Mental Illness Isn’t The Endgame: Simple Yet Effective Ways To Support Your Loved One’s Mental Health
May is Mental Health Awareness Month.
Whether it's depression, anorexia, or an anxiety disorder, having a mental disorder can be devastating. This is not only true for the person affected by the disease, but also for friends and family who feel utterly helpless and frustrated.
According to Harriet Lefley, Ph.D., a professor at the Department of Psychiatry & Behavioral Sciences at the University of Miami Miller School of Medicine, the first step is for families to accept and understand that they didn't cause their loved one's disorder and that they can't cure it.
Nevertheless, he emphasized that how a patient is treated by the people around him or her is pivotal in managing or impairing the symptoms of the disease.
Be There And Listen
Deborah Serani, PsyD, a seasoned psychologist and the award-winning author of the book "Living with Depression," struggled with depression herself in her younger years and even attempted to commit suicide.
She said the best thing anyone can do for someone with depression is to simply be there. Being a good listener also helps.

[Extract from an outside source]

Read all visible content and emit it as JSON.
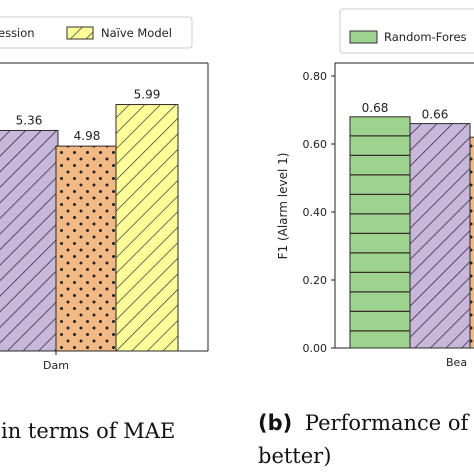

"When I was struggling with my own depression, the most healing moments came when someone I loved simply sat with me while I cried, or wordlessly held my hand, or spoke warmly to me with statements like 'You're so important to me.' 'Tell me what I can do to help you.' 'We're going to find a way to help you to feel better," she said.

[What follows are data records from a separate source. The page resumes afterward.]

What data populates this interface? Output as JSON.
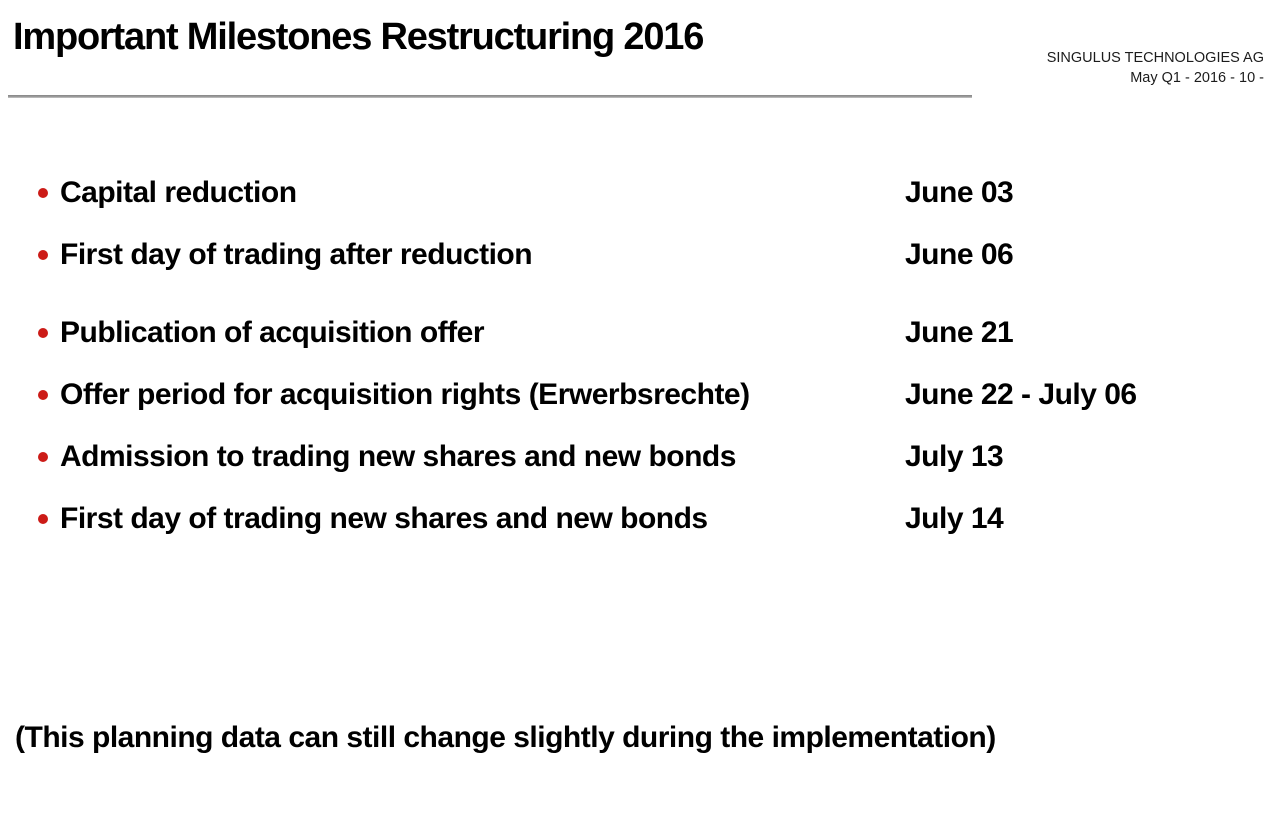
{
  "slide": {
    "title": "Important Milestones Restructuring 2016",
    "header": {
      "company": "SINGULUS TECHNOLOGIES AG",
      "page_ref": "May Q1 - 2016 - 10 -"
    },
    "milestones": [
      {
        "group": 1,
        "label": "Capital reduction",
        "date": "June 03"
      },
      {
        "group": 1,
        "label": "First day of trading after reduction",
        "date": "June 06"
      },
      {
        "group": 2,
        "label": "Publication of acquisition offer",
        "date": "June 21"
      },
      {
        "group": 2,
        "label": "Offer period for acquisition rights (Erwerbsrechte)",
        "date": "June 22 - July 06"
      },
      {
        "group": 2,
        "label": "Admission to trading new shares and new bonds",
        "date": "July 13"
      },
      {
        "group": 2,
        "label": "First day of trading new shares and new bonds",
        "date": "July 14"
      }
    ],
    "footnote": "(This planning data can still change slightly during the implementation)",
    "colors": {
      "bullet": "#cc1b17",
      "divider": "#8c8c8c",
      "text": "#000000"
    }
  }
}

Be Careful With Your Choice Of Words
People who are burdened with a mental health problem can be extremely sensitive and easily wounded with words. Serani recommends to avoid giving advice and to strip statements with any hint of judgment or criticism, insensitive remarks (for example, "I think it's all in your head"), or threats ("Snap out of it, or I'm leaving you). She said that doing so only makes the person feel affronted, inadequate, and isolate himself or herself more.
Never Minimize Or Invalidate Their Pain
Any type of mental illness is a serious disease; it's not a personality flaw or weakness that a person can just grow out of.
"OCD is one of the top ten debilitating disorders that causes an unimaginable amount of stress and interference. Saying you have OCD because you love to clean completely invalidates someone's experiences," Noah Berman, Ph.D., an OCD specialist, and a psychiatry professor at Harvard Medical School, explained.
Educate Yourself About Mental Health
By learning more about the mental illness (for instance, its symptoms and triggers), the family can get a perspective on how a loved one must be feeling during certain situations. It gives the family a clue on how to manage symptoms, what treatments and therapies to seek, and the different things they can do to turn their home into a refuge for the person, too.